I have found what must be dozens of articles on Towards Data Science/ medium/ etc. of people making recommendation engines with imdb data (based on ratings that users gave to movies, what movies should we recommend to those users). These articles begin with 'memory based approaches' of user-based content filtering and item-based content filtering. I have been tasked with making a recommendation engine, and since none of the suits really care or know anything about this, I want to do the bare minimum (which seems to be user-based content filtering).

Problem is, all of my data is binary (no ratings, just based on the items that other users bought, should we recommend items to similar users - this is actually similar to the cartoons that all of the medium articles have stolen from eachother, but none of the medium articles give an example of how to do that).

All of the articles use Pearson Correlation or cosine similarity to determine user similarity, can I use these approaches with binary dimensions (bought or not), if so how, and if not is there a different way to measure user similarity?

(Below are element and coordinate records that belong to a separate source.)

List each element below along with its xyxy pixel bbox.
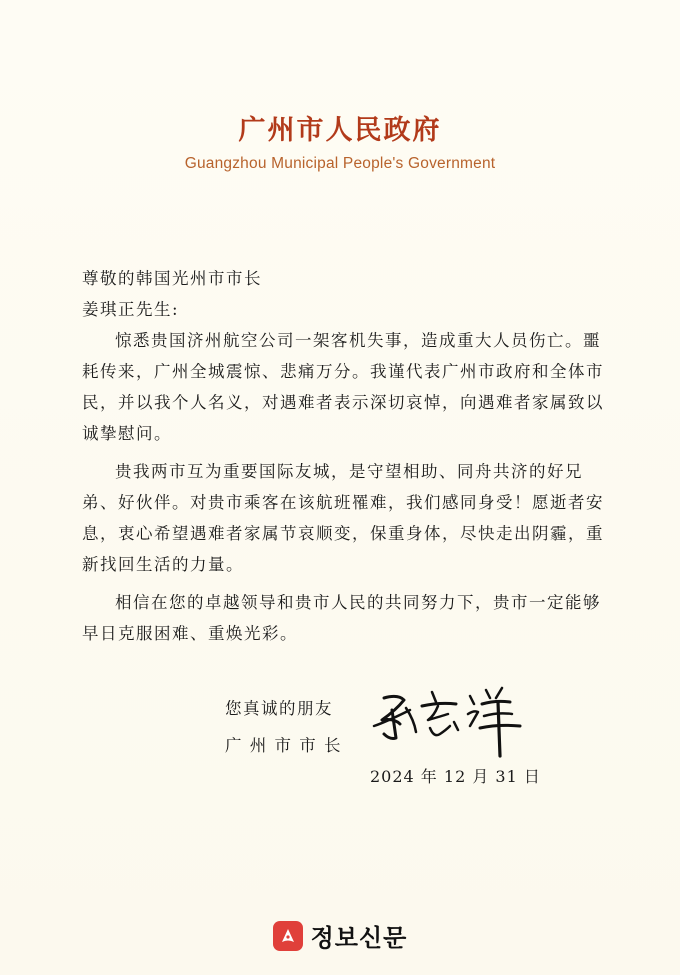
paragraph-line: 重新找回生活的力量。 bbox=[82, 524, 604, 574]
paragraph-line: 惊悉贵国济州航空公司一架客机失事，造成重大人员伤亡。 bbox=[115, 331, 583, 350]
letterhead bbox=[0, 108, 680, 173]
paragraph-1 bbox=[82, 325, 612, 449]
salutation-line1: 尊敬的韩国光州市市长 bbox=[82, 269, 262, 288]
closing-line2: 广 州 市 市 长 bbox=[225, 736, 342, 755]
pen-nib-icon bbox=[273, 921, 303, 951]
paragraph-line: 够早日克服困难、重焕光彩。 bbox=[82, 593, 601, 643]
paragraph-line: 相信在您的卓越领导和贵市人民的共同努力下，贵市一定能 bbox=[115, 593, 583, 612]
salutation-line2: 姜琪正先生: bbox=[82, 300, 180, 319]
letter-date: 2024 年 12 月 31 日 bbox=[370, 767, 541, 786]
paragraph-3 bbox=[82, 587, 612, 649]
paragraph-line: 属致以诚挚慰问。 bbox=[82, 393, 604, 443]
paragraph-line: 弟、好伙伴。对贵市乘客在该航班罹难，我们感同身受！愿逝者 bbox=[82, 493, 586, 512]
closing-line1: 您真诚的朋友 bbox=[225, 699, 333, 718]
paragraph-line: 体市民，并以我个人名义，对遇难者表示深切哀悼，向遇难者家 bbox=[82, 362, 604, 412]
paragraph-line: 贵我两市互为重要国际友城，是守望相助、同舟共济的好兄 bbox=[115, 462, 583, 481]
paragraph-line: 噩耗传来，广州全城震惊、悲痛万分。我谨代表广州市政府和全 bbox=[82, 331, 601, 381]
letterhead-subtitle: Guangzhou Municipal People's Government bbox=[184, 155, 496, 172]
paragraph-2 bbox=[82, 456, 612, 580]
letter-body bbox=[82, 263, 612, 649]
letterhead-title: 广州市人民政府 bbox=[238, 115, 442, 146]
source-logo bbox=[0, 918, 680, 953]
paragraph-line: 安息，衷心希望遇难者家属节哀顺变，保重身体，尽快走出阴霾， bbox=[82, 493, 604, 543]
logo-text: 정보신문 bbox=[310, 924, 408, 952]
handwritten-signature bbox=[370, 680, 530, 760]
closing-block bbox=[225, 690, 342, 764]
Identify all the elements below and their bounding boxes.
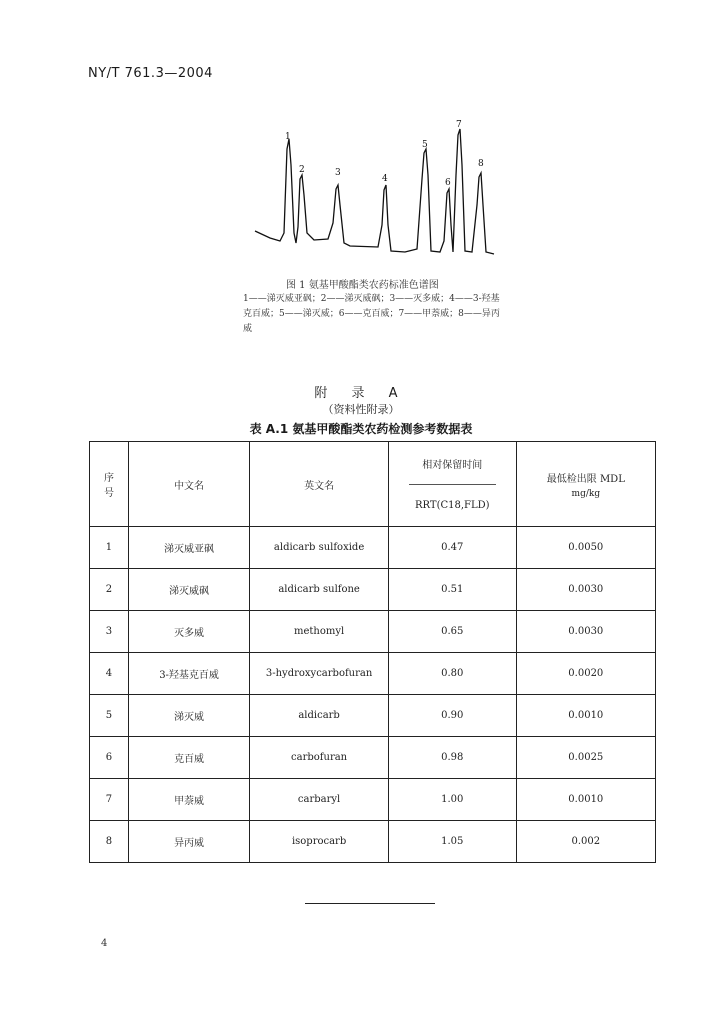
table-header-row (90, 442, 656, 527)
row-rrt: 1.05 (388, 821, 516, 863)
peak-label-2: 2 (299, 165, 305, 175)
table-row (90, 569, 656, 611)
row-cn-name: 涕灭威亚砜 (128, 527, 249, 569)
header-mdl (516, 442, 655, 527)
row-no: 8 (90, 821, 129, 863)
header-mdl-label: 最低检出限 MDL (546, 473, 625, 485)
row-rrt: 0.65 (388, 611, 516, 653)
table-row (90, 653, 656, 695)
peak-label-7: 7 (456, 120, 462, 130)
figure-caption: 图 1 氨基甲酸酯类农药标准色谱图 (286, 280, 439, 291)
row-rrt: 1.00 (388, 779, 516, 821)
table-title: 表 A.1 氨基甲酸酯类农药检测参考数据表 (249, 422, 473, 436)
row-en-name: aldicarb sulfone (250, 569, 389, 611)
header-rrt-label: 相对保留时间 (409, 442, 496, 485)
peak-label-5: 5 (422, 140, 428, 150)
peak-label-8: 8 (478, 159, 484, 169)
row-cn-name: 甲萘威 (128, 779, 249, 821)
row-mdl: 0.002 (516, 821, 655, 863)
row-cn-name: 涕灭威砜 (128, 569, 249, 611)
row-en-name: methomyl (250, 611, 389, 653)
table-row (90, 779, 656, 821)
row-rrt: 0.47 (388, 527, 516, 569)
row-en-name: aldicarb sulfoxide (250, 527, 389, 569)
row-en-name: 3-hydroxycarbofuran (250, 653, 389, 695)
row-cn-name: 涕灭威 (128, 695, 249, 737)
header-en-name: 英文名 (250, 442, 389, 527)
standard-code: NY/T 761.3—2004 (88, 66, 213, 81)
table-row (90, 611, 656, 653)
row-en-name: carbofuran (250, 737, 389, 779)
row-mdl: 0.0030 (516, 569, 655, 611)
peak-label-6: 6 (445, 178, 451, 188)
row-rrt: 0.90 (388, 695, 516, 737)
row-no: 3 (90, 611, 129, 653)
table-row (90, 695, 656, 737)
peak-label-3: 3 (335, 168, 341, 178)
chromatogram-figure (250, 115, 500, 255)
reference-data-table (89, 441, 656, 863)
row-rrt: 0.80 (388, 653, 516, 695)
row-mdl: 0.0030 (516, 611, 655, 653)
row-en-name: isoprocarb (250, 821, 389, 863)
row-en-name: carbaryl (250, 779, 389, 821)
header-cn-name: 中文名 (128, 442, 249, 527)
annex-subtitle: （资料性附录） (322, 403, 400, 416)
row-rrt: 0.51 (388, 569, 516, 611)
row-no: 1 (90, 527, 129, 569)
row-cn-name: 克百威 (128, 737, 249, 779)
row-mdl: 0.0025 (516, 737, 655, 779)
row-no: 5 (90, 695, 129, 737)
header-rrt (388, 442, 516, 527)
page-number: 4 (101, 938, 108, 949)
row-no: 4 (90, 653, 129, 695)
row-mdl: 0.0020 (516, 653, 655, 695)
row-cn-name: 灭多威 (128, 611, 249, 653)
footer-rule (305, 903, 435, 904)
row-no: 2 (90, 569, 129, 611)
chromatogram-trace (255, 129, 494, 254)
table-row (90, 527, 656, 569)
row-no: 6 (90, 737, 129, 779)
table-row (90, 821, 656, 863)
row-cn-name: 3-羟基克百威 (128, 653, 249, 695)
header-mdl-unit: mg/kg (571, 488, 601, 499)
row-no: 7 (90, 779, 129, 821)
row-mdl: 0.0050 (516, 527, 655, 569)
row-cn-name: 异丙威 (128, 821, 249, 863)
annex-title: 附 录 A (314, 386, 408, 401)
table-row (90, 737, 656, 779)
peak-label-4: 4 (382, 174, 388, 184)
header-no: 序号 (90, 442, 129, 527)
row-rrt: 0.98 (388, 737, 516, 779)
header-rrt-method: RRT(C18,FLD) (415, 500, 490, 511)
row-mdl: 0.0010 (516, 695, 655, 737)
row-en-name: aldicarb (250, 695, 389, 737)
row-mdl: 0.0010 (516, 779, 655, 821)
figure-legend: 1——涕灭威亚砜；2——涕灭威砜；3——灭多威；4——3-羟基克百威；5——涕灭威；6——克百威；7——甲萘威；8——异丙威 (243, 294, 500, 334)
peak-label-1: 1 (285, 132, 291, 142)
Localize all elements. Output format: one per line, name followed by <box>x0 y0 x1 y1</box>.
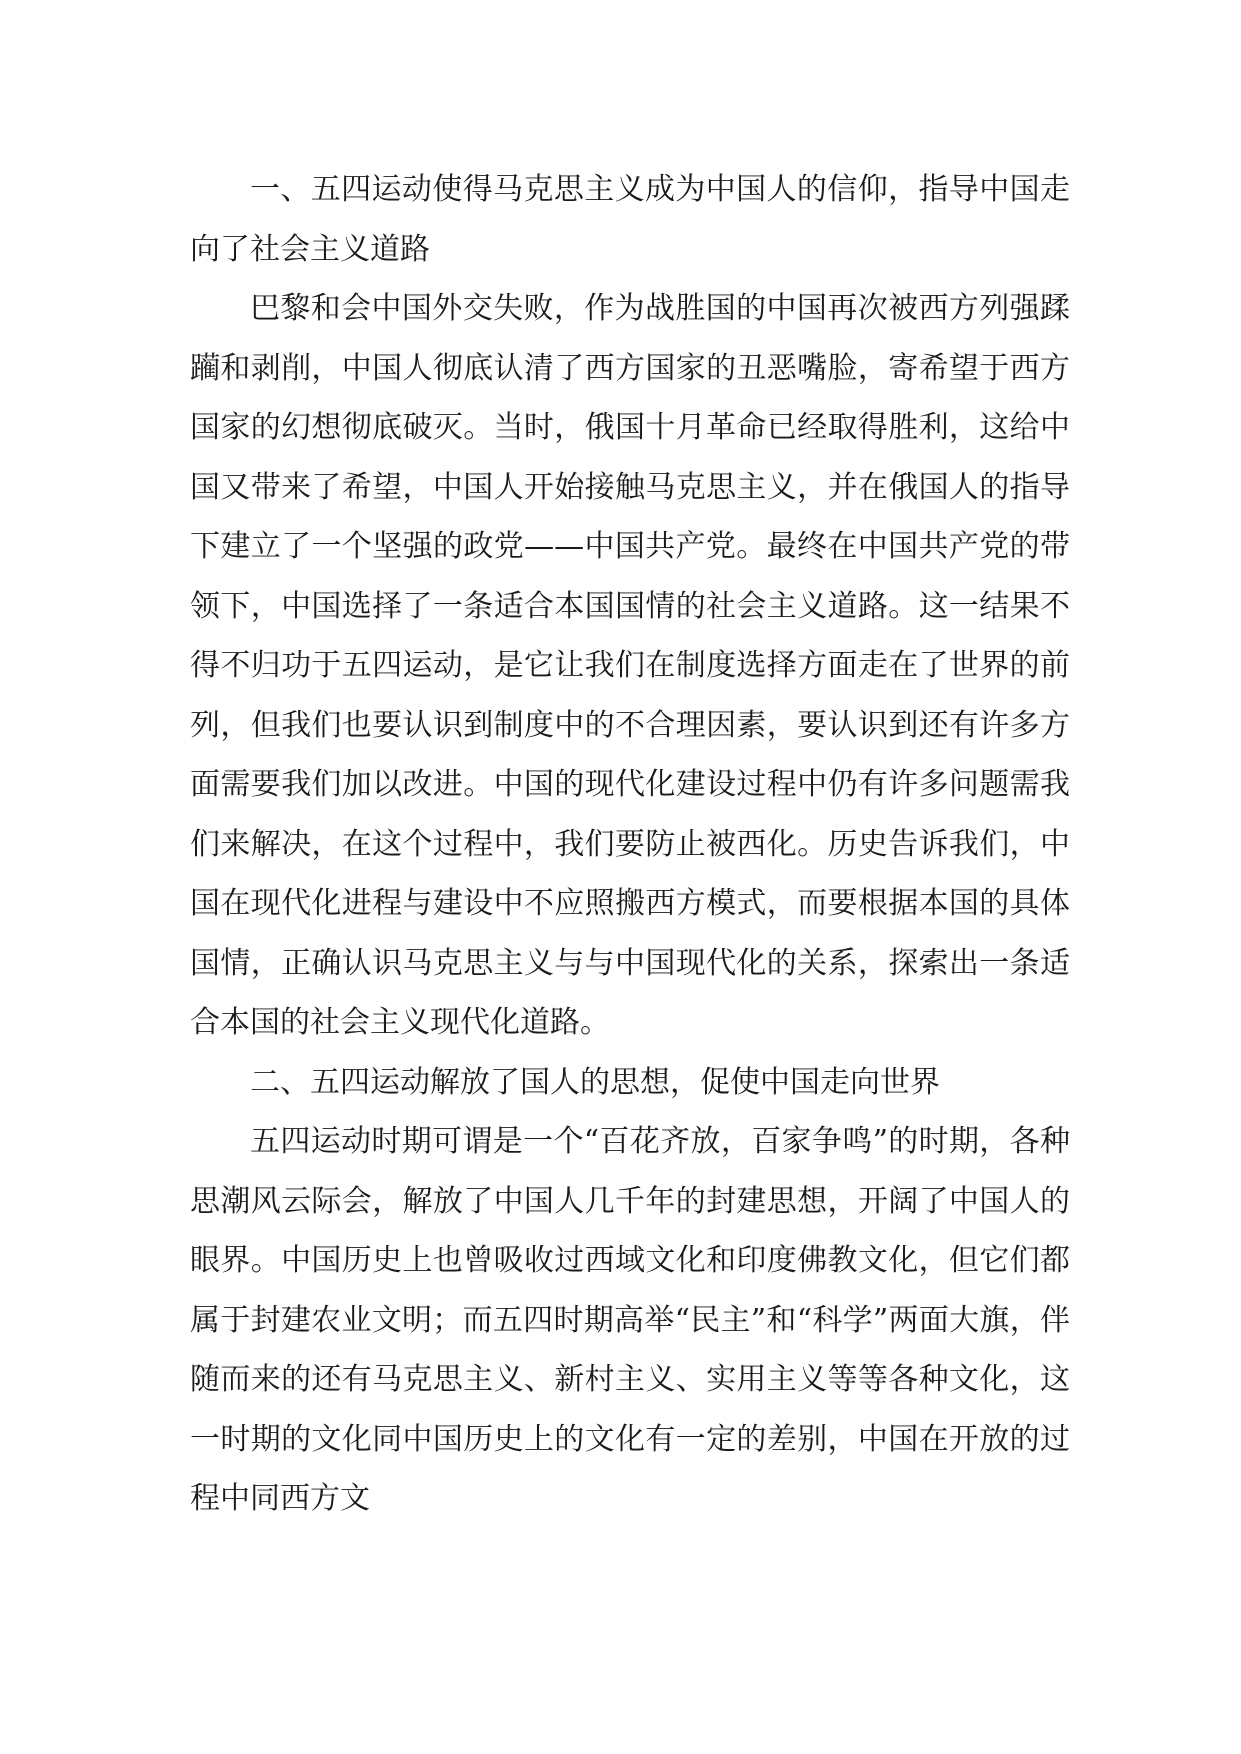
paragraph-two: 五四运动时期可谓是一个“百花齐放，百家争鸣”的时期，各种思潮风云际会，解放了中国人几千年的封建思想，开阔了中国人的眼界。中国历史上也曾吸收过西域文化和印度佛教文化，但它们都属于封建农业文明；而五四时期高举“民主”和“科学”两面大旗，伴随而来的还有马克思主义、新村主义、实用主义等等各种文化，这一时期的文化同中国历史上的文化有一定的差别，中国在开放的过程中同西方文 <box>190 1124 1070 1516</box>
heading-one: 一、五四运动使得马克思主义成为中国人的信仰，指导中国走向了社会主义道路 <box>190 172 1070 267</box>
paragraph-one: 巴黎和会中国外交失败，作为战胜国的中国再次被西方列强蹂躏和剥削，中国人彻底认清了西方国家的丑恶嘴脸，寄希望于西方国家的幻想彻底破灭。当时，俄国十月革命已经取得胜利，这给中国又带来了希望，中国人开始接触马克思主义，并在俄国人的指导下建立了一个坚强的政党——中国共产党。最终在中国共产党的带领下，中国选择了一条适合本国国情的社会主义道路。这一结果不得不归功于五四运动，是它让我们在制度选择方面走在了世界的前列，但我们也要认识到制度中的不合理因素，要认识到还有许多方面需要我们加以改进。中国的现代化建设过程中仍有许多问题需我们来解决，在这个过程中，我们要防止被西化。历史告诉我们，中国在现代化进程与建设中不应照搬西方模式，而要根据本国的具体国情，正确认识马克思主义与与中国现代化的关系，探索出一条适合本国的社会主义现代化道路。 <box>190 291 1070 1040</box>
heading-two: 二、五四运动解放了国人的思想，促使中国走向世界 <box>250 1064 940 1100</box>
document-body <box>190 160 1070 1529</box>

I am working with python btw. And I was thinking of maybe using Hamming Distance (is there a reason that wouldn't be good)

  • Similarity score based approaches do work even with binary dimension. When you have scores, two similar users may look like [5,3,3,0,1] and [4,3,3,0,0], where as in your case it would be something like [1,1,1,0,1] and [1,1,1,0,0].
from scipy.spatial.distance import cosine
1 - cosine([5,3,2,0,1],[4,3,3,0,0])
1 - cosine([1,1,1,0,1],[1,1,1,0,0]) 
  • Another approach is, if you can get the number of times a user bought a product, that count can be used as rating and then similarities can be calculated
  • Thanks for an answer. I thought of this, and ended up using Hamming distance instead just because I forgot the formula for distance in 3+ dimensions and already had a Hamming distance formula – amchugh89 Nov 25 '19 at 18:29

It seems, that in your situation the best approach would be collaborative filtering. You don't need scores, everything that you need is a user-item interaction matrix. The simplest algorithm, in this case, is Alternating Least Square (ALS).

There're already a few implementations in python. For instance, this one. Also, there's an implementation in PySpark recommendation module.


The data you have is an implicit data which means interactions are not necessarily indicate user's interest it's just interaction. Interaction value of 1 and interaction value of 1000 has no difference in this case they both shows interaction nothing else, such that memory based algorithms are useless here. If you are not familiar with neural networks, then you have to at least use matrix factorization techniques to make a meaningful recommendation using this data, you can start with surprise library here which has a bunch of matrix factorization models.

It will be better if you use ALS as optimization technique, but SGD will also do the work. If you are ok with deep-learning I can refer to the sources of the best work so far.

I once used non-negative matrix factorization(NNMF for short) algorithm in surprise for data like yours and the results was good enough.